The board was poised to place the bond on the November ballot, but with the amendments is now expected to vote this week to place it on the ballot.
The $425 million seawall general obligation bond proposed by the Port of San Francisco would fund the first phase of the so-called seawall resiliency project. It requires two-thirds voter approval.
Supervisor Aaron Peskin said the amendments would help make the measure easier to pass by spelling out the city’s commitment to preserving historic asssets in the Embarcadero Historic District and reducing construction and traffic impacts downtown as much as possible while seismic upgrades to the seawall are underway.
The proposal is part of a larger 30 year, multi-billion dollar seawall project that would address both the risks of the seawall crumbling during a major earthquake and flooding from projected sea level rise.
“Ultimately [the bond] is a small piece of the overall need that we are going to have over the next several decades and we need to show the voters, if we are going to continue to come back to them with financing requests, that we are going to move forward rehabbing the seawall in a way that protects our historic resources with surgical precision,” Peskin said.
Meanwhile, House Minority Leader Nancy Pelosi (D-CA) announced that the U.S. Army Corps of Engineers has selected San Francisco’s waterfront for a feasibility study to determine how much federal funding it may provide to the seawall project, which could mean hundreds of millions of dollars.
The bond funding would pay for “the most urgent safety improvements” of the Embarcadero waterfront, including possibly strengthening the ground below the seawall, shoring up wharves and piers along the Embarcadero Promenade and relocating critical utilities, according to an April memo from Elaine Forbes, the Port of San Francisco’s executive director. The bond-funded work would extend to 2026.
Repayment of the bonds would cost $730.4 million with interest over 25 years, according to the budget analyst’s report. For property owners that means it would “require a property tax increase of approximately $13.23 per $100,000 of assessed value, per year, for 24 years,” according to the City Controller’s Office. Under the City’s Rent Ordinance, owners of rent-controlled apartments can pass 50 percent of any property tax increase on to tenants.
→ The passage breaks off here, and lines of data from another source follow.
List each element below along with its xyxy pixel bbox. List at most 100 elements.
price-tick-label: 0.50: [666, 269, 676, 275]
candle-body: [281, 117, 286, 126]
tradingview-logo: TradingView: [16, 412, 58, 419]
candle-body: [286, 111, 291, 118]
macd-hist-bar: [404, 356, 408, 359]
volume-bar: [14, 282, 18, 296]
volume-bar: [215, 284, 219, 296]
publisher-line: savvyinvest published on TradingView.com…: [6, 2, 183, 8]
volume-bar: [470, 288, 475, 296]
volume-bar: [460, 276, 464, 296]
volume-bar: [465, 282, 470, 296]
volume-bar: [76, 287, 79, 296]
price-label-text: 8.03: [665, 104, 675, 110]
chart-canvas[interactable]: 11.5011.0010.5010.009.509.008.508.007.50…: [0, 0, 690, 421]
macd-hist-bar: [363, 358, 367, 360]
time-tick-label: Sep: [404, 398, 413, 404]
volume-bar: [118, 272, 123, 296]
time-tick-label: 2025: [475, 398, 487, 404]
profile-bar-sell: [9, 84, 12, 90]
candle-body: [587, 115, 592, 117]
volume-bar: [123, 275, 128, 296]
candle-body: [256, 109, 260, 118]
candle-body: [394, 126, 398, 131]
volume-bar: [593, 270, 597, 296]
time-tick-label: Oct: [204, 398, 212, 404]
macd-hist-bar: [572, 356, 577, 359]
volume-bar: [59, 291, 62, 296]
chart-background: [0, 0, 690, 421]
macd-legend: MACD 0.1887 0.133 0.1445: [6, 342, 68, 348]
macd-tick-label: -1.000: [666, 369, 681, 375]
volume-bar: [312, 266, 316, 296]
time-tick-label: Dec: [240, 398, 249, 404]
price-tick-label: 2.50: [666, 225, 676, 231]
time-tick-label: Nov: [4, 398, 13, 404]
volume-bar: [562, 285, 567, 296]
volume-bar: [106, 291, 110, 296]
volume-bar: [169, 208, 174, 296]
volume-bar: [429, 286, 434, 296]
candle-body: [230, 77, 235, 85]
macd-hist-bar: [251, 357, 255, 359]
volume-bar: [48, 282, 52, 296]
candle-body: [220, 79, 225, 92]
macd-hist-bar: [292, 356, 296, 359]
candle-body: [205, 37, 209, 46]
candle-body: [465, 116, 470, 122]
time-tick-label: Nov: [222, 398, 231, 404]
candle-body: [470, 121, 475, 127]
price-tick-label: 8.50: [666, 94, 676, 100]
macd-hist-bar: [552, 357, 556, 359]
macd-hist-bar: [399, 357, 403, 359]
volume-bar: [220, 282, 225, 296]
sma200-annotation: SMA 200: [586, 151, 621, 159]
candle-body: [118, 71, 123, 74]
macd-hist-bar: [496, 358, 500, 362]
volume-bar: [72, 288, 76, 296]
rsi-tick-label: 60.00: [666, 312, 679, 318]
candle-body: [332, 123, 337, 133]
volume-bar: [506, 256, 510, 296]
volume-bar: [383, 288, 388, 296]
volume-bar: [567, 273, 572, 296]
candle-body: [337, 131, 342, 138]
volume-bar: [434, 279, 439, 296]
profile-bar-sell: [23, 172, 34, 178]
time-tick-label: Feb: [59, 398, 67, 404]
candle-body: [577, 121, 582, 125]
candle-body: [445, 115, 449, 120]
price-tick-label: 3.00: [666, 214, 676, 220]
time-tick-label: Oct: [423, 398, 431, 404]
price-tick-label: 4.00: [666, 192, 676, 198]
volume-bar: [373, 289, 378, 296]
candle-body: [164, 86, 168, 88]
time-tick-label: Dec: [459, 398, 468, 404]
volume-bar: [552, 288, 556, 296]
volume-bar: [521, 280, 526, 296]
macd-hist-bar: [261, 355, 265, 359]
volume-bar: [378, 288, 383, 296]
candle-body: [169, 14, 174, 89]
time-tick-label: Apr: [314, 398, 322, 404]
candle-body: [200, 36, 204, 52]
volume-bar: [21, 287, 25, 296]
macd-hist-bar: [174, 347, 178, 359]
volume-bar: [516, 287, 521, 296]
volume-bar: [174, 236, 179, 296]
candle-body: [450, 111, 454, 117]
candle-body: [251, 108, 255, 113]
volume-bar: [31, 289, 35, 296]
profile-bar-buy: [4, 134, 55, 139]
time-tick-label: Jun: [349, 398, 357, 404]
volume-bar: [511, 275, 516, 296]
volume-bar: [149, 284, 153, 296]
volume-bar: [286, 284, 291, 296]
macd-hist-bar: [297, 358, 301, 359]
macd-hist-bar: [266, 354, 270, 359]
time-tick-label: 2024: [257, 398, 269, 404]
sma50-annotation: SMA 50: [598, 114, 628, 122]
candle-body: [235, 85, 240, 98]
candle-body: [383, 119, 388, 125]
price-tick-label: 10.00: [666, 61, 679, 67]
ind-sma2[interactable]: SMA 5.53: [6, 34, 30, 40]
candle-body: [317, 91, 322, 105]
The City’s 10-year capital plan, overseen by City Administrator Naomi Kelly, states that “One of the top concerns to emerge from the City’s risk analyses in recent years is the vulnerability of the Seawall, which runs under the Embarcadero along the northern waterfront, roughly from Fisherman’s Wharf to AT&T Park.”
The seawall was built over a century ago to create “a deep water port in San Francisco,” Forbes’ memo said. “The seawall, which created over 500 acres of new land between San Francisco Bay and 1st Street, also sustains three miles of San Francisco waterfront, stretching from Fisherman’s Wharf to Mission Creek.”
The San Francisco Examiner previously reported in August that The City also needs to come up with $5 billion for the next phases in seawall work, which includes the potential replacement of the three-mile seawall to address both seismic concerns and sea-level rise. Climate change could cause the San Francisco Bay to rise by as much as 66 inches by 2100, according to city officials.
“The seawall serves as a critical area for emergency response and recovery and provides flood protection to downtown San Francisco,” Forbes’ memo said. “All told, the Seawall enables $24.6 billion of economic activity and protects $102.1 billion of property value.”